Of course, Ashvin has not gone hammer and tongs on the issue but has addressed it rather subtly. Full marks to him for throwing light on the ills of abortion and how we should save life. If humans can first learn to protect their own, they will then have empathy to save their environment.
Radha (Nandana Sen) and Pritam (Ankur Vikal) have been married for 12 years. They have known each other since college days. Childlessness plays a big factor in their marriage and they decide to retreat to the wildlife sanctuary in the Kumaon Hills to give their marriage the proverbial 'shot in the arm'. Here they meet Radha's old boyfriend Abhishek (Javed Jaffrey) and his 12-year-old son, Arjun (Salim Ali Zaidi). Abhishek has lost his wife and is now the Warden at this sanctuary. Through Pritam, Abhishek learns that Radha was forced to have an abortion with a quack when in college. "Back then I was just having fun... you know how it is," explains Pritam to Abhishek. Fun soon turned into love and they got married. But the mistake of their past haunts their future -- Radha will never be able to conceive again. This has caused a huge void within them.

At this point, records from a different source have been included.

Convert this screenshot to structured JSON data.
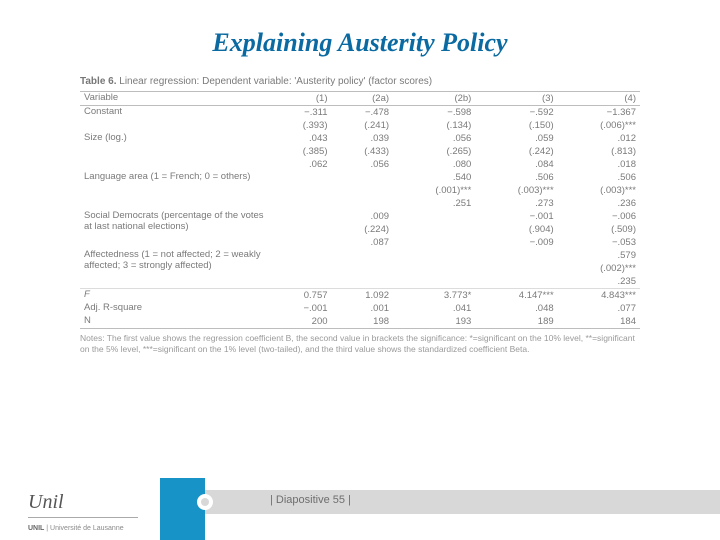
{
  "title": "Explaining Austerity Policy",
  "table": {
    "caption_prefix": "Table 6.",
    "caption_rest": " Linear regression: Dependent variable: 'Austerity policy' (factor scores)",
    "header_var": "Variable",
    "cols": [
      "(1)",
      "(2a)",
      "(2b)",
      "(3)",
      "(4)"
    ],
    "rows": [
      {
        "label": "Constant",
        "lines": [
          [
            "−.311",
            "−.478",
            "−.598",
            "−.592",
            "−1.367"
          ],
          [
            "(.393)",
            "(.241)",
            "(.134)",
            "(.150)",
            "(.006)***"
          ]
        ]
      },
      {
        "label": "Size (log.)",
        "lines": [
          [
            ".043",
            ".039",
            ".056",
            ".059",
            ".012"
          ],
          [
            "(.385)",
            "(.433)",
            "(.265)",
            "(.242)",
            "(.813)"
          ],
          [
            ".062",
            ".056",
            ".080",
            ".084",
            ".018"
          ]
        ]
      },
      {
        "label": "Language area\n(1 = French;\n0 = others)",
        "lines": [
          [
            "",
            "",
            ".540",
            ".506",
            ".506"
          ],
          [
            "",
            "",
            "(.001)***",
            "(.003)***",
            "(.003)***"
          ],
          [
            "",
            "",
            ".251",
            ".273",
            ".236"
          ]
        ]
      },
      {
        "label": "Social Democrats (percentage of the votes at last national elections)",
        "lines": [
          [
            "",
            ".009",
            "",
            "−.001",
            "−.006"
          ],
          [
            "",
            "(.224)",
            "",
            "(.904)",
            "(.509)"
          ],
          [
            "",
            ".087",
            "",
            "−.009",
            "−.053"
          ]
        ]
      },
      {
        "label": "Affectedness (1 = not affected; 2 = weakly affected; 3 = strongly affected)",
        "lines": [
          [
            "",
            "",
            "",
            "",
            ".579"
          ],
          [
            "",
            "",
            "",
            "",
            "(.002)***"
          ],
          [
            "",
            "",
            "",
            "",
            ".235"
          ]
        ]
      }
    ],
    "footer_rows": [
      {
        "label": "F",
        "vals": [
          "0.757",
          "1.092",
          "3.773*",
          "4.147***",
          "4.843***"
        ]
      },
      {
        "label": "Adj. R-square",
        "vals": [
          "−.001",
          ".001",
          ".041",
          ".048",
          ".077"
        ]
      },
      {
        "label": "N",
        "vals": [
          "200",
          "198",
          "193",
          "189",
          "184"
        ]
      }
    ],
    "notes": "Notes: The first value shows the regression coefficient B, the second value in brackets the significance: *=significant on the 10% level, **=significant on the 5% level, ***=significant on the 1% level (two-tailed), and the third value shows the standardized coefficient Beta."
  },
  "footer": {
    "page_label": "| Diapositive 55 |",
    "logo_text": "Unil",
    "sub_bold": "UNIL",
    "sub_rest": " | Université de Lausanne"
  },
  "colors": {
    "title": "#0a6aa1",
    "accent": "#1793c7",
    "footer_bar": "#d8d8d8",
    "text_muted": "#7a7a7a"
  }
}
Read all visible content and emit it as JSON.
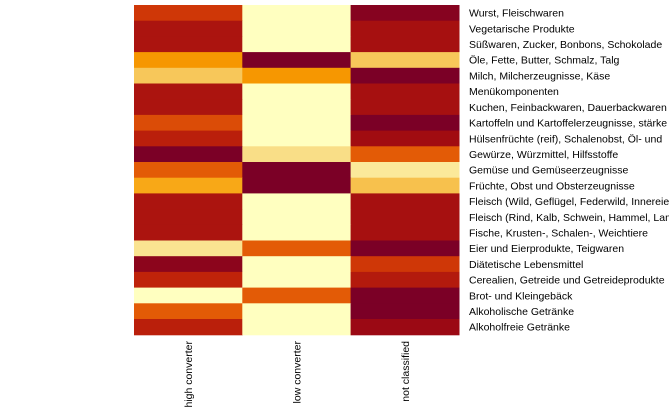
{
  "chart_data": {
    "type": "heatmap",
    "columns": [
      "high converter",
      "low converter",
      "not classified"
    ],
    "rows": [
      "Wurst, Fleischwaren",
      "Vegetarische Produkte",
      "Süßwaren, Zucker, Bonbons, Schokolade",
      "Öle, Fette, Butter, Schmalz, Talg",
      "Milch, Milcherzeugnisse, Käse",
      "Menükomponenten",
      "Kuchen, Feinbackwaren, Dauerbackwaren",
      "Kartoffeln und Kartoffelerzeugnisse, stärke",
      "Hülsenfrüchte (reif), Schalenobst, Öl- und",
      "Gewürze, Würzmittel, Hilfsstoffe",
      "Gemüse und Gemüseerzeugnisse",
      "Früchte, Obst und Obsterzeugnisse",
      "Fleisch (Wild, Geflügel, Federwild, Innereien",
      "Fleisch (Rind, Kalb, Schwein, Hammel, Lamm",
      "Fische, Krusten-, Schalen-, Weichtiere",
      "Eier und Eierprodukte, Teigwaren",
      "Diätetische Lebensmittel",
      "Cerealien, Getreide und Getreideprodukte",
      "Brot- und Kleingebäck",
      "Alkoholische Getränke",
      "Alkoholfreie Getränke"
    ],
    "values": [
      [
        0.62,
        0.0,
        0.95
      ],
      [
        0.78,
        0.0,
        0.8
      ],
      [
        0.78,
        0.0,
        0.8
      ],
      [
        0.35,
        1.0,
        0.2
      ],
      [
        0.2,
        0.35,
        1.0
      ],
      [
        0.78,
        0.0,
        0.8
      ],
      [
        0.78,
        0.0,
        0.8
      ],
      [
        0.55,
        0.0,
        1.0
      ],
      [
        0.72,
        0.0,
        0.82
      ],
      [
        1.0,
        0.12,
        0.5
      ],
      [
        0.5,
        1.0,
        0.08
      ],
      [
        0.3,
        1.0,
        0.22
      ],
      [
        0.78,
        0.0,
        0.8
      ],
      [
        0.78,
        0.0,
        0.8
      ],
      [
        0.78,
        0.0,
        0.8
      ],
      [
        0.1,
        0.5,
        1.0
      ],
      [
        0.92,
        0.0,
        0.62
      ],
      [
        0.7,
        0.0,
        0.75
      ],
      [
        0.0,
        0.5,
        1.0
      ],
      [
        0.5,
        0.0,
        1.0
      ],
      [
        0.72,
        0.0,
        0.85
      ]
    ],
    "colormap": [
      "#ffffc0",
      "#f7d171",
      "#f89e00",
      "#e35b06",
      "#c72908",
      "#9e0a12",
      "#7b0026"
    ],
    "value_note": "relative cell intensity 0 (light yellow) to 1 (dark red), estimated from colour"
  }
}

In the meanwhile, unknown to all, a man-eating Leopard is on the prowl at the sanctuary. The quartet decides to have an adventurous night. Pritam climbs a tree with a torch and gun in hand, while the rest look on from afar from the comfort of their jeep. This 'exercise' which was to last half-an-hour- turns into a nightmare as Bhola Ram (Tarun Shukla) the superintendent at the Wild Life walks in on them. He escorts them back leaving Pritam on the tree. Back in the bungalow Abhishek and Radha 'begin' from where they 'left off' during college days. While 'at it', Arjun walks in on them. Meanwhile, Pritam has spotted the leopard and is saved in time by Bhola Ram who has come back on his rounds. He sends him back in his jeep.
When Abhiskek arrives to take Pritam back he finds an injured Bhola Ram. He manages to take him back to the bungalow. Back in the house, Pritam realizes what has happened and refuses to open the door not realizing that Abhishek is indeed in need of help.
Sound and 'night effects' are top notch and has you on the edge of the seat. The plot too moves at a leisurely pace with every actor playing their part to the hilt. The action scenes involving the attack by the Leopard too are gripping and on par with the best seen in this category.
But when night breaks into dawn the protagonists speak about the Leopard and the attack and how it would not have eaten man had it not been for the mistake of man, by encroaching on their habitat. You also leave the theatre with the sobering thought about pre-marital sex and the ills of abortion.